3.                             Les recourants relèvent par ailleurs que, compte tenu de l'incertitude pesant sur l'affectation de la parcelle 2236 de Blonay, l'estimation retenue serait trop élevée.

                                a) L'art. 23 REFI prévoit à son alinéa 1 que la valeur vénale des terrains à bâtir doit être calculée en tenant compte des prix moyens pratiqués dans la région pour des terrains comparables; au demeurant, l'art. 23 al. 2 REFI, dans sa teneur antérieure au 25 janvier 1991 précisait ce qui suit :

"Pour le calcul de la valeur vénale, il sera tenu compte du délai probable dans lequel le terrain pourrait être réalisé comme terrain à bâtir. Ce délai ne pourra excéder dix ans."

                                Cette règle a sans doute été abrogée en raison du fait que le délai précité ne concordait plus avec les règles de la LAT (art. 15 lit. b LAT). Cependant, au surplus, cette règle exprime un principe qui reste valable et qui est d'ailleurs exprimé également aux art. 8 al. 3 et 24 al. 3 REFI; suivant celui-ci, l'estimation doit tenir compte du fait que l'immeuble à taxer est susceptible d'avoir une destination ultérieure plus profitable que celle qu'il a présentement, si cette circonstance est de nature à influer, actuellement déjà, sur les transactions.

                                On rappelle que la parcelle examinée ici est actuellement colloquée en zone d'attente II du plan des zones de cette commune. Un déclassement en zone agricole avait été envisagé en 1989 par la Municipalité de Blonay, mesure à laquelle les recourants avaient alors fait opposition; il paraît désormais acquis qu'un tel déclassement n'interviendra pas, une affectation en zone artisanale étant au contraire envisagée, à court ou moyen terme.
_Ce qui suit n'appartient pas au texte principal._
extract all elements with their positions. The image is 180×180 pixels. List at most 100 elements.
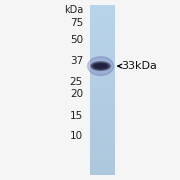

Cela étant, suivant l'avis de ses assesseurs spécialisés, le tribunal retient que cette circonstance est de nature à influer d'ores et déjà sur la valeur vénale de ce bien-fonds et que l'estimation attaquée, qui se fonde sur un prix de Fr. 80.-- par m2 (pour la computation de la valeur vénale seulement; aucune valeur de rendement n'a été retenue ici) n'est dès lors pas critiquable.

                                Au vu de ce qui précède, le tribunal ne peut que confirmer l'estimation retenue par la commission pour la parcelle 2236 de Blonay, qui ne procède assurément pas d'un abus du pouvoir d'appréciation de celle-ci.

4.                             S'agissant de la parcelle 1890, la commission a estimé séparément les parties agricoles, respectivement non agricoles de celle-ci; pour les secondes, l'autorité intimée a estimé la valeur vénale, d'une part, en se fondant très largement sur le rapport de la CCVI, déjà évoqué plus haut, et la valeur de rendement, d'autre part.

                                a) Les recourants contestent les surfaces respectives des parties agricoles et non agricoles; ils ont produit en procédure un plan, dans lequel ils délimitent différemment de la CCVI la surface considérée comme dégagement des constructions existantes; cette surface est de l'ordre de 45'000 m2, contrairement au rapport précité, qui retient une surface de 75'200 m2.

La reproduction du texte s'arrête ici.